A report from the U.S. Senate’s Subcommittee on Immigration and the National Interest says immigration officials by 2025 could approve an estimated 10.5 million visas that allow immigrant workers and foreign students to live and work in the country. That's more than the total populations of Iowa, New Hampshire and South Carolina, according to the right-wing site Breitbart News, which exclusively obtained the Senate report.

Federal policy allows officials to grant approximately 1 million new Legal Permanent Resident status cards -- known as green cards -- every year. Department of Homeland Security statistics show that 5.25 million immigrants had been given that status in the last five years. Recent polling, meanwhile, shows a majority of U.S. citizens want lawmakers to reduce those numbers drastically.

Since the 1950s, visa programs have accounted for the overwhelming majority of immigration to the country for workers and students, as well as refugees and people are seeking political asylum. Critics of U.S. immigration policies have said visa programs let corporations substitute lesser-skilled and lower-paid foreigners for unemployed Americans, which has enraged people who oppose mass immigration to the U.S.

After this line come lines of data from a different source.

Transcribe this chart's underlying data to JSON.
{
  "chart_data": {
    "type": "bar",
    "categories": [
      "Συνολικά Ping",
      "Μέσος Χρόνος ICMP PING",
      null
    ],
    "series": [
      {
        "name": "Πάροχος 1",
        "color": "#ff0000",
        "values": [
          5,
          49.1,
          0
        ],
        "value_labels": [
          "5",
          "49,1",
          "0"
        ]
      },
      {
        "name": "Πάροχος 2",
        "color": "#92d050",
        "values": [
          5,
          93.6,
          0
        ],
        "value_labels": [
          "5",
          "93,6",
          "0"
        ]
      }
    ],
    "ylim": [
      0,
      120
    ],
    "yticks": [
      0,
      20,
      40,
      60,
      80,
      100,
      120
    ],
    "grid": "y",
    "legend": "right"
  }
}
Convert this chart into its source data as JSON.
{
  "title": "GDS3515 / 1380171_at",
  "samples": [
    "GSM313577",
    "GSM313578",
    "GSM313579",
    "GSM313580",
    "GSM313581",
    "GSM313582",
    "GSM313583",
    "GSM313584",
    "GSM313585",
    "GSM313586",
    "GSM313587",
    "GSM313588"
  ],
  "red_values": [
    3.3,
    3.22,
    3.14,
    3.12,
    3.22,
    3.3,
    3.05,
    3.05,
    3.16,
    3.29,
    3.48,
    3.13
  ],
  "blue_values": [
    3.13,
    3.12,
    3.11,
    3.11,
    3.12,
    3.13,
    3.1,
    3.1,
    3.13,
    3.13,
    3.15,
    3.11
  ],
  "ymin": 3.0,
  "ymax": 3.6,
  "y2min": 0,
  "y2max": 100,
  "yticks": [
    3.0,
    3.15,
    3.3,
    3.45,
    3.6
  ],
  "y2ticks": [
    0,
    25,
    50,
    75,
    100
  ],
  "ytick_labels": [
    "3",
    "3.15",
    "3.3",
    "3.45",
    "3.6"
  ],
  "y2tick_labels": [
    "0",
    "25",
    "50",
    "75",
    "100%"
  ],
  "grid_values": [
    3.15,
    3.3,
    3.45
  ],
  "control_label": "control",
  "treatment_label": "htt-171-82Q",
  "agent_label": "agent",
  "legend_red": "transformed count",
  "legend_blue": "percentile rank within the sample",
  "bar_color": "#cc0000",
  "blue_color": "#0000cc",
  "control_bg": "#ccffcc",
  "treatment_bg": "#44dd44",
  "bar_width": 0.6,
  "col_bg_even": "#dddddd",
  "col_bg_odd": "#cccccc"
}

“The last four decades have witnessed a dramatic change in the wage and employment structure in the United States,” Eric Gould, an economics professor at Georgetown University in Washington, D.C., has said, according to Breitbart News. “The overall evidence suggests that the manufacturing and immigration trends have hollowed out the overall demand for middle-skilled workers in all sectors, while increasing the supply of workers in lower-skilled jobs. Both phenomena are producing downward pressure on the relative wages of workers at the low end of the income distribution.”

Critics also blast green cards for letting immigrants claim government benefits they believe should be exclusively for U.S. citizens. Those benefits include work authorization, federal welfare programs, Social Security and Medicare benefits. Green cards also allow immigrants to apply for citizenship and aid the immigration of family members and elderly relatives from their home nations.